This court's views may not be in accord with the opinion that the supreme court may announce should this case go up; but its decision, in the nature of things, must be the law for the case until the appellate court holds differently. For the purpose of passing upon the rule now being tried, this court has the fullest jurisdiction to say that 805the suit is or it is not rightfully here, and all we have said is based on the opinion that the suit is rightfully removed. If it is rightfully removed, the force of what we have said cannot be denied. Bank of U. S. v. Halstead, 10 Wheat. 51; The St. Lawrence, 1 Black, 522.

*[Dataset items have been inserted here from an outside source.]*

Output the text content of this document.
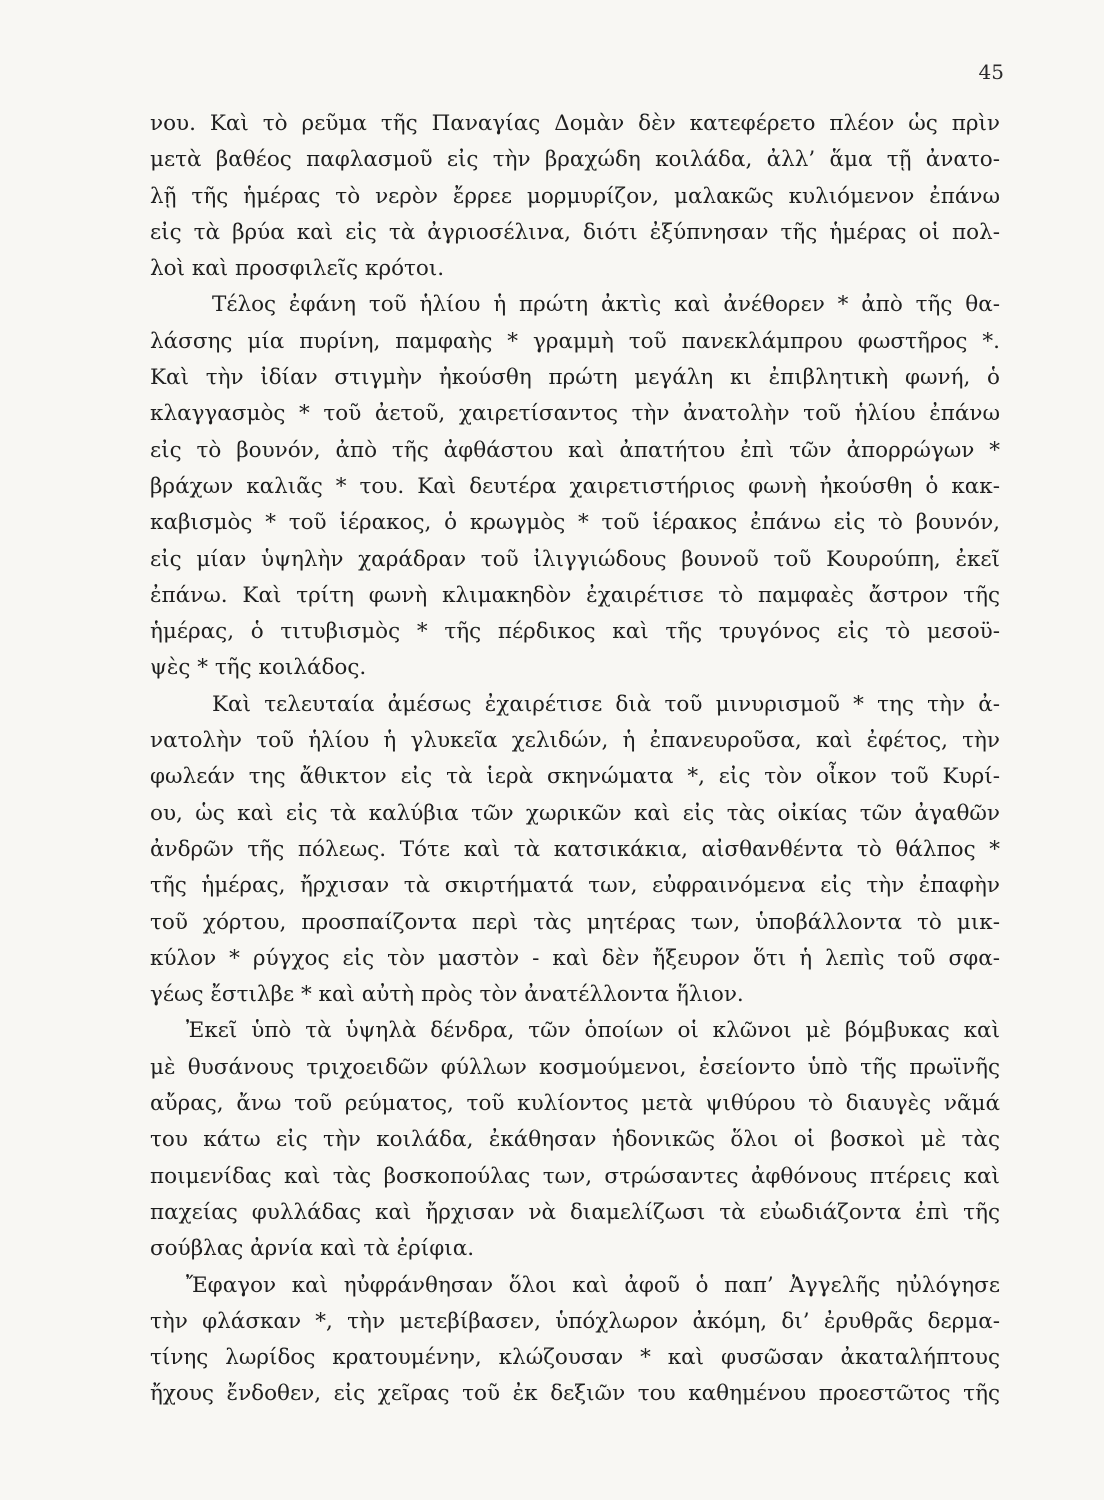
45
νου. Καὶ τὸ ρεῦμα τῆς Παναγίας Δομὰν δὲν κατεφέρετο πλέον ὡς πρὶν
μετὰ βαθέος παφλασμοῦ εἰς τὴν βραχώδη κοιλάδα, ἀλλ’ ἅμα τῇ ἀνατο-
λῇ τῆς ἡμέρας τὸ νερὸν ἔρρεε μορμυρίζον, μαλακῶς κυλιόμενον ἐπάνω
εἰς τὰ βρύα καὶ εἰς τὰ ἀγριοσέλινα, διότι ἐξύπνησαν τῆς ἡμέρας οἱ πολ-
λοὶ καὶ προσφιλεῖς κρότοι.
Τέλος ἐφάνη τοῦ ἡλίου ἡ πρώτη ἀκτὶς καὶ ἀνέθορεν * ἀπὸ τῆς θα-
λάσσης μία πυρίνη, παμφαὴς * γραμμὴ τοῦ πανεκλάμπρου φωστῆρος *.
Καὶ τὴν ἰδίαν στιγμὴν ἠκούσθη πρώτη μεγάλη κι ἐπιβλητικὴ φωνή, ὁ
κλαγγασμὸς * τοῦ ἀετοῦ, χαιρετίσαντος τὴν ἀνατολὴν τοῦ ἡλίου ἐπάνω
εἰς τὸ βουνόν, ἀπὸ τῆς ἀφθάστου καὶ ἀπατήτου ἐπὶ τῶν ἀπορρώγων *
βράχων καλιᾶς * του. Καὶ δευτέρα χαιρετιστήριος φωνὴ ἠκούσθη ὁ κακ-
καβισμὸς * τοῦ ἱέρακος, ὁ κρωγμὸς * τοῦ ἱέρακος ἐπάνω εἰς τὸ βουνόν,
εἰς μίαν ὑψηλὴν χαράδραν τοῦ ἰλιγγιώδους βουνοῦ τοῦ Κουρούπη, ἐκεῖ
ἐπάνω. Καὶ τρίτη φωνὴ κλιμακηδὸν ἐχαιρέτισε τὸ παμφαὲς ἄστρον τῆς
ἡμέρας, ὁ τιτυβισμὸς * τῆς πέρδικος καὶ τῆς τρυγόνος εἰς τὸ μεσοϋ-
ψὲς * τῆς κοιλάδος.
Καὶ τελευταία ἀμέσως ἐχαιρέτισε διὰ τοῦ μινυρισμοῦ * της τὴν ἀ-
νατολὴν τοῦ ἡλίου ἡ γλυκεῖα χελιδών, ἡ ἐπανευροῦσα, καὶ ἐφέτος, τὴν
φωλεάν της ἄθικτον εἰς τὰ ἱερὰ σκηνώματα *, εἰς τὸν οἶκον τοῦ Κυρί-
ου, ὡς καὶ εἰς τὰ καλύβια τῶν χωρικῶν καὶ εἰς τὰς οἰκίας τῶν ἀγαθῶν
ἀνδρῶν τῆς πόλεως. Τότε καὶ τὰ κατσικάκια, αἰσθανθέντα τὸ θάλπος *
τῆς ἡμέρας, ἤρχισαν τὰ σκιρτήματά των, εὐφραινόμενα εἰς τὴν ἐπαφὴν
τοῦ χόρτου, προσπαίζοντα περὶ τὰς μητέρας των, ὑποβάλλοντα τὸ μικ-
κύλον * ρύγχος εἰς τὸν μαστὸν - καὶ δὲν ἤξευρον ὅτι ἡ λεπὶς τοῦ σφα-
γέως ἔστιλβε * καὶ αὐτὴ πρὸς τὸν ἀνατέλλοντα ἥλιον.
Ἐκεῖ ὑπὸ τὰ ὑψηλὰ δένδρα, τῶν ὁποίων οἱ κλῶνοι μὲ βόμβυκας καὶ
μὲ θυσάνους τριχοειδῶν φύλλων κοσμούμενοι, ἐσείοντο ὑπὸ τῆς πρωϊνῆς
αὔρας, ἄνω τοῦ ρεύματος, τοῦ κυλίοντος μετὰ ψιθύρου τὸ διαυγὲς νᾶμά
του κάτω εἰς τὴν κοιλάδα, ἐκάθησαν ἡδονικῶς ὅλοι οἱ βοσκοὶ μὲ τὰς
ποιμενίδας καὶ τὰς βοσκοπούλας των, στρώσαντες ἀφθόνους πτέρεις καὶ
παχείας φυλλάδας καὶ ἤρχισαν νὰ διαμελίζωσι τὰ εὐωδιάζοντα ἐπὶ τῆς
σούβλας ἀρνία καὶ τὰ ἐρίφια.
Ἔφαγον καὶ ηὐφράνθησαν ὅλοι καὶ ἀφοῦ ὁ παπ’ Ἀγγελῆς ηὐλόγησε
τὴν φλάσκαν *, τὴν μετεβίβασεν, ὑπόχλωρον ἀκόμη, δι’ ἐρυθρᾶς δερμα-
τίνης λωρίδος κρατουμένην, κλώζουσαν * καὶ φυσῶσαν ἀκαταλήπτους
ἤχους ἔνδοθεν, εἰς χεῖρας τοῦ ἐκ δεξιῶν του καθημένου προεστῶτος τῆς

This court cannot try the case, and dispose of the res, until it is in possession of the law which gives this court jurisdiction to try the case. The state court cannot try the case, because it is now without “any case, authority, or process by which it can retain possession of the res.” Again, we say that this court is not interfering with or attempting to take a thing which is in the possession of the state court. The thing we direct the marshal to take is not in the possession of the law, because the writ under which the sheriff took possession of the property is now, under the provisions of the act of 1875, without effect in law. The writ cannot now protect him, in withholding the property from the demands of the marshal, to any greater extent than it would if the suit was dismissed, and the defendant should make a demand for the property.
The motion to remand is denied, and the rule to vacate the order to marshal is refused.